State police in Connecticut, Massachusetts, Rhode Island, Vermont, New Hampshire and Maine will be targeting speeding and the use of seat belts and child restraints on interstates 91 and 95 this week. Local police across New England will join state police for a second week of increased enforcement in August on highways and secondary roads across the region.
Authorities are calling the effort a highly visible mobilization and public education campaign designed to reduce car crash deaths and injuries. The six states also are using the slogan “Stop Speeding Before It Stops You” employed by the national “Drive to Save Lives” program, which was started three years ago by the International Association of Chiefs of Police.
Speeding is a factor in 30 percent of fatal accidents nationwide, according to the National Highway Traffic Safety Administration.
“The message will be clear,” said Connecticut State Police Col. Brian Meraviglia. “Going over the speed limit? Be prepared to be stopped by a trooper. Not wearing your seat belt? Again, be prepared to be stopped by a trooper. If motorists decide to skirt the law they must have to be prepared to pay, perhaps with their wallets or perhaps with their lives. But it doesn’t have to be that way.”

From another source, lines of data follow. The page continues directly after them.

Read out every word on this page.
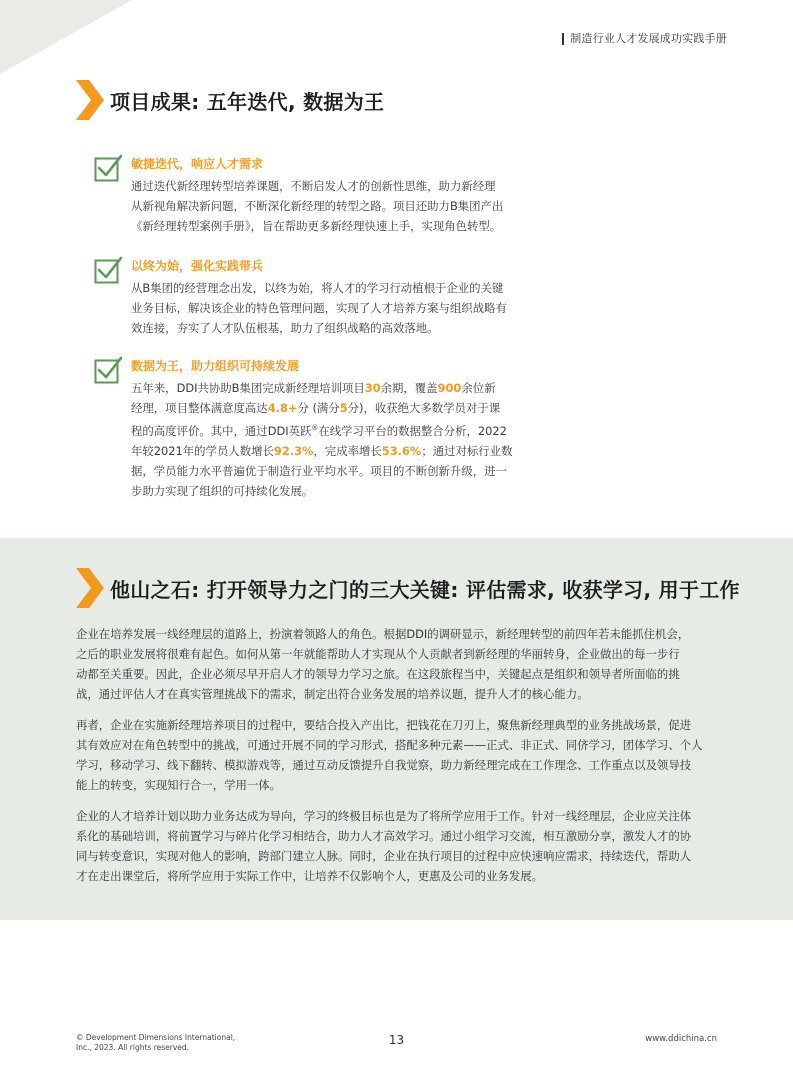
制造行业人才发展成功实践手册
项目成果: 五年迭代, 数据为王
敏捷迭代，响应人才需求

通过迭代新经理转型培养课题，不断启发人才的创新性思维，助力新经理
从新视角解决新问题，不断深化新经理的转型之路。项目还助力B集团产出
《新经理转型案例手册》，旨在帮助更多新经理快速上手，实现角色转型。

以终为始，强化实践带兵

从B集团的经营理念出发，以终为始，将人才的学习行动植根于企业的关键
业务目标，解决该企业的特色管理问题，实现了人才培养方案与组织战略有
效连接，夯实了人才队伍根基，助力了组织战略的高效落地。

数据为王，助力组织可持续发展

五年来，DDI共协助B集团完成新经理培训项目30余期，覆盖900余位新
经理，项目整体满意度高达4.8+分 (满分5分)，收获绝大多数学员对于课
程的高度评价。其中，通过DDI英跃®在线学习平台的数据整合分析，2022
年较2021年的学员人数增长92.3%，完成率增长53.6%；通过对标行业数
据，学员能力水平普遍优于制造行业平均水平。项目的不断创新升级，进一
步助力实现了组织的可持续化发展。

他山之石: 打开领导力之门的三大关键: 评估需求, 收获学习, 用于工作

企业在培养发展一线经理层的道路上，扮演着领路人的角色。根据DDI的调研显示，新经理转型的前四年若未能抓住机会，
之后的职业发展将很难有起色。如何从第一年就能帮助人才实现从个人贡献者到新经理的华丽转身，企业做出的每一步行
动都至关重要。因此，企业必须尽早开启人才的领导力学习之旅。在这段旅程当中，关键起点是组织和领导者所面临的挑
战，通过评估人才在真实管理挑战下的需求，制定出符合业务发展的培养议题，提升人才的核心能力。

再者，企业在实施新经理培养项目的过程中，要结合投入产出比，把钱花在刀刃上，聚焦新经理典型的业务挑战场景，促进
其有效应对在角色转型中的挑战，可通过开展不同的学习形式，搭配多种元素——正式、非正式、同侪学习，团体学习、个人
学习，移动学习、线下翻转、模拟游戏等，通过互动反馈提升自我觉察，助力新经理完成在工作理念、工作重点以及领导技
能上的转变，实现知行合一，学用一体。

企业的人才培养计划以助力业务达成为导向，学习的终极目标也是为了将所学应用于工作。针对一线经理层，企业应关注体
系化的基础培训，将前置学习与碎片化学习相结合，助力人才高效学习。通过小组学习交流，相互激励分享，激发人才的协
同与转变意识，实现对他人的影响，跨部门建立人脉。同时，企业在执行项目的过程中应快速响应需求，持续迭代，帮助人
才在走出课堂后，将所学应用于实际工作中，让培养不仅影响个人，更惠及公司的业务发展。

© Development Dimensions International,
Inc., 2023. All rights reserved.
13	www.ddichina.cn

In 2013, there were 276 car crash deaths in Connecticut, 145 in Maine, 326 in Massachusetts, 135 in New Hampshire, 65 in Rhode Island and 69 in Vermont, according to the latest data compiled by National Highway Traffic Safety Administration. More than 30,000 people are killed on the nation’s road each year.

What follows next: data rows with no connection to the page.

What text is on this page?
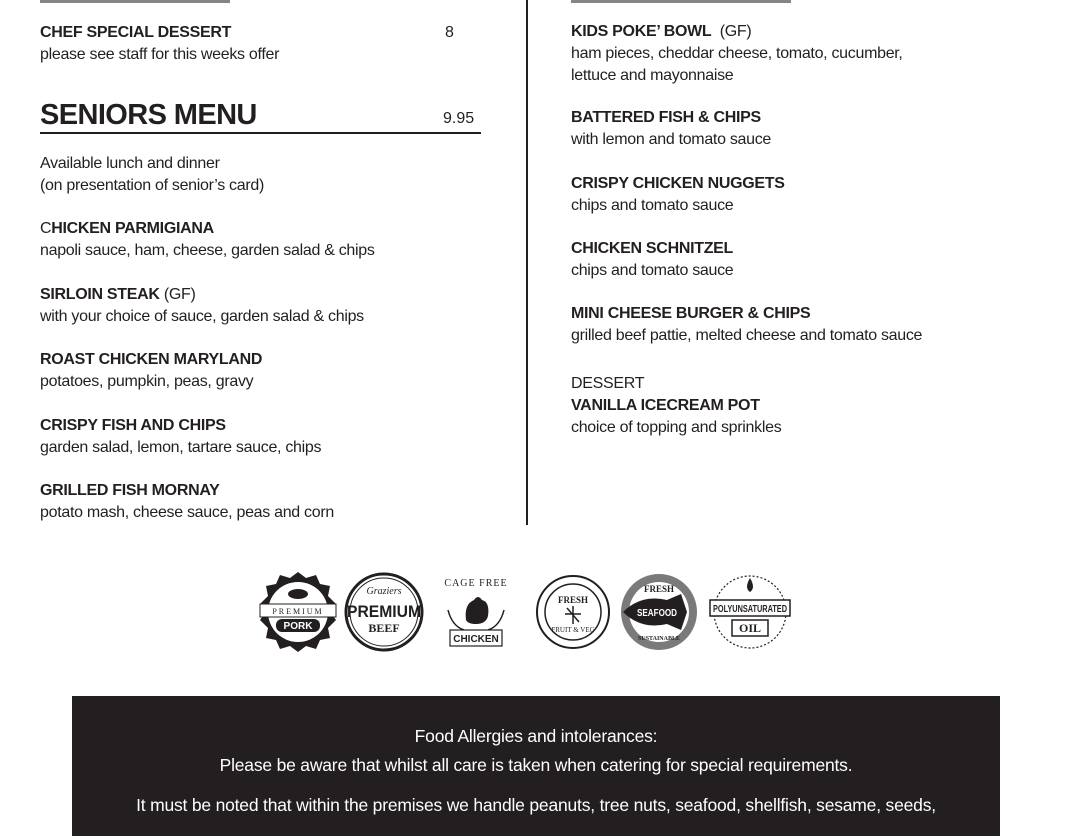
CHEF SPECIAL DESSERT
please see staff for this weeks offer
8
SENIORS MENU	9.95
Available lunch and dinner
(on presentation of senior’s card)
CHICKEN PARMIGIANA
napoli sauce, ham, cheese, garden salad & chips
SIRLOIN STEAK (GF)
with your choice of sauce, garden salad & chips
ROAST CHICKEN MARYLAND
potatoes, pumpkin, peas, gravy
CRISPY FISH AND CHIPS
garden salad, lemon, tartare sauce, chips
GRILLED FISH MORNAY
potato mash, cheese sauce, peas and corn
KIDS POKE’ BOWL  (GF)
ham pieces, cheddar cheese, tomato, cucumber,
lettuce and mayonnaise
BATTERED FISH & CHIPS
with lemon and tomato sauce
CRISPY CHICKEN NUGGETS
chips and tomato sauce
CHICKEN SCHNITZEL
chips and tomato sauce
MINI CHEESE BURGER & CHIPS
grilled beef pattie, melted cheese and tomato sauce
DESSERT
VANILLA ICECREAM POT
choice of topping and sprinkles
PREMIUM
PORK
Graziers
PREMIUM
BEEF
CAGE FREE
CHICKEN
FRESH
FRUIT & VEG
FRESH
SEAFOOD
SUSTAINABLE
POLYUNSATURATED
OIL
Food Allergies and intolerances:
Please be aware that whilst all care is taken when catering for special requirements.
It must be noted that within the premises we handle peanuts, tree nuts, seafood, shellfish, sesame, seeds,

Vermont had the highest car crash death rate at 11 deaths per 100,000 residents, followed by Maine at 10.9, New Hampshire at 10.2, Connecticut at 7.7, Rhode Island at 6.2 and Massachusetts at 4.9.
“We strongly believe that this collaborative effort … will heighten motorists’ awareness and hopefully reduce the number of speed-related crashes throughout our region,” said Michael Geraci, regional administrator for the National Highway Traffic Safety Administration. “I ask the motoring public all across New England to take our message seriously.”